Thankfully for us, the episode with Adam and Eve and God is descriptive and not prescriptive. The punishment that they received that would plague all humans forever was not prescriptive of our future relationship with God or with each other. Yes, sin entered our world and we will always be broken people; but, Jesus came and died for everyone while we were still sinners.

The Bible goes on to give us a guidebook for healthy marriages, good parenting, flourishing community, and communion with God. We will never be perfect in our application of the Bible, but God will not give up on us as we try. He did not forsake us after The Fall in the Garden. Instead, he went on to put into play the greatest story of all time. He wrote, orchestrated, and illustrated the most extraordinary love story there ever was.

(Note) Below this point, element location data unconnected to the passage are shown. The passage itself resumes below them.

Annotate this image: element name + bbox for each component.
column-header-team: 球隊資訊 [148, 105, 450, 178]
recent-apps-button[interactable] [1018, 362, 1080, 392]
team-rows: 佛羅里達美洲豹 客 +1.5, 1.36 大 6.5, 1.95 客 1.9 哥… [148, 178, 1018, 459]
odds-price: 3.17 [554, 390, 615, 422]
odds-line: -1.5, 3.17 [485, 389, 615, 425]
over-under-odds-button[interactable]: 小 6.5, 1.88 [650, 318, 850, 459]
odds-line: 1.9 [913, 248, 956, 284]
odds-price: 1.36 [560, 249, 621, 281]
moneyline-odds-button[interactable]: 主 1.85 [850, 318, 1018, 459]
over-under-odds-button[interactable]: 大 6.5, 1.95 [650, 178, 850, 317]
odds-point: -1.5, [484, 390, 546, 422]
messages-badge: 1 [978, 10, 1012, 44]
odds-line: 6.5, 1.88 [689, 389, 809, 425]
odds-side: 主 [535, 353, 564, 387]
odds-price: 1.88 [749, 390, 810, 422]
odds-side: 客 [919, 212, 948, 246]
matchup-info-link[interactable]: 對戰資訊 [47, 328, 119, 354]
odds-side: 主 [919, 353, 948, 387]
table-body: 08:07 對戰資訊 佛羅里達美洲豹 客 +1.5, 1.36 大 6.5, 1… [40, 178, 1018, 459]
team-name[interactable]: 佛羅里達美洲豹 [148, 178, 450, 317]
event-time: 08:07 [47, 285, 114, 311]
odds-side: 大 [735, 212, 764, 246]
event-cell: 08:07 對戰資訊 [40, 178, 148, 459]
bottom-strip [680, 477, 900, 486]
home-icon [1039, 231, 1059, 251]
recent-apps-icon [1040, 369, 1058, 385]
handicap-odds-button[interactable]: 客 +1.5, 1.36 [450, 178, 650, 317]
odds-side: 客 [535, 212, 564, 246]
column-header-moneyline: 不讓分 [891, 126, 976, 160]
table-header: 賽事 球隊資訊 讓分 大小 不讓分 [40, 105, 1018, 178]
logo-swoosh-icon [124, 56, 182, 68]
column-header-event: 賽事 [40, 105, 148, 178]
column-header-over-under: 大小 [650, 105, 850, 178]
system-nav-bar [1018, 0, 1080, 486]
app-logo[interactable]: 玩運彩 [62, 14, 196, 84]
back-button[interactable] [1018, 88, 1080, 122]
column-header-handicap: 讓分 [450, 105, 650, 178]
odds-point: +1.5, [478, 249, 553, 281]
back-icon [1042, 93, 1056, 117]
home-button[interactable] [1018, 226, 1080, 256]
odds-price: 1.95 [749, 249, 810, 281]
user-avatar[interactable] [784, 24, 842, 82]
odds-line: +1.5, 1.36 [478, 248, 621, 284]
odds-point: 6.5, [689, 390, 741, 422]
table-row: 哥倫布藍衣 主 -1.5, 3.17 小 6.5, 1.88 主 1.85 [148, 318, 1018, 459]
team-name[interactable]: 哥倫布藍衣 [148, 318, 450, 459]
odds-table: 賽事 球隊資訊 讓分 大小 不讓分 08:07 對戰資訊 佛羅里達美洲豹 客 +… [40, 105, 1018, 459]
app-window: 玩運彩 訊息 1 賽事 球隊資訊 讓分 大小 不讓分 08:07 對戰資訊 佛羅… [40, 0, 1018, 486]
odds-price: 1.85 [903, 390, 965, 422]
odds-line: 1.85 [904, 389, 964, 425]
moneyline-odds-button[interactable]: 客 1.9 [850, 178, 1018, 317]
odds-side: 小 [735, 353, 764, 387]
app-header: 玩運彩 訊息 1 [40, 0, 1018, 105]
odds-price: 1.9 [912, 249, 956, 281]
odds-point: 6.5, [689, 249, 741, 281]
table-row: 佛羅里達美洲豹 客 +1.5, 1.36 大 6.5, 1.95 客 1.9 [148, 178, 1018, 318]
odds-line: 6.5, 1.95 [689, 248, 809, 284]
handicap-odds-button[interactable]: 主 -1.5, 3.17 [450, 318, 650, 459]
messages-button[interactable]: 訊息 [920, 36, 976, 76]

Instead of leaving us in our sin, He loved us and gave us the tools and the freedom of choice to be in communion with Him once again. This communion is not perfect, but it is amazing and more merciful than we deserve. God does not want to see His children suffer. He wants us to choose to accept his love- a gift we cannot earn- and then he wants to hold us in his hands as we work to get as close to him as we can. 

 

Let God see you in your nakedness and shame.

Let Him give you clothes. Let Him give you clothes that are far greater than any you could create on your own.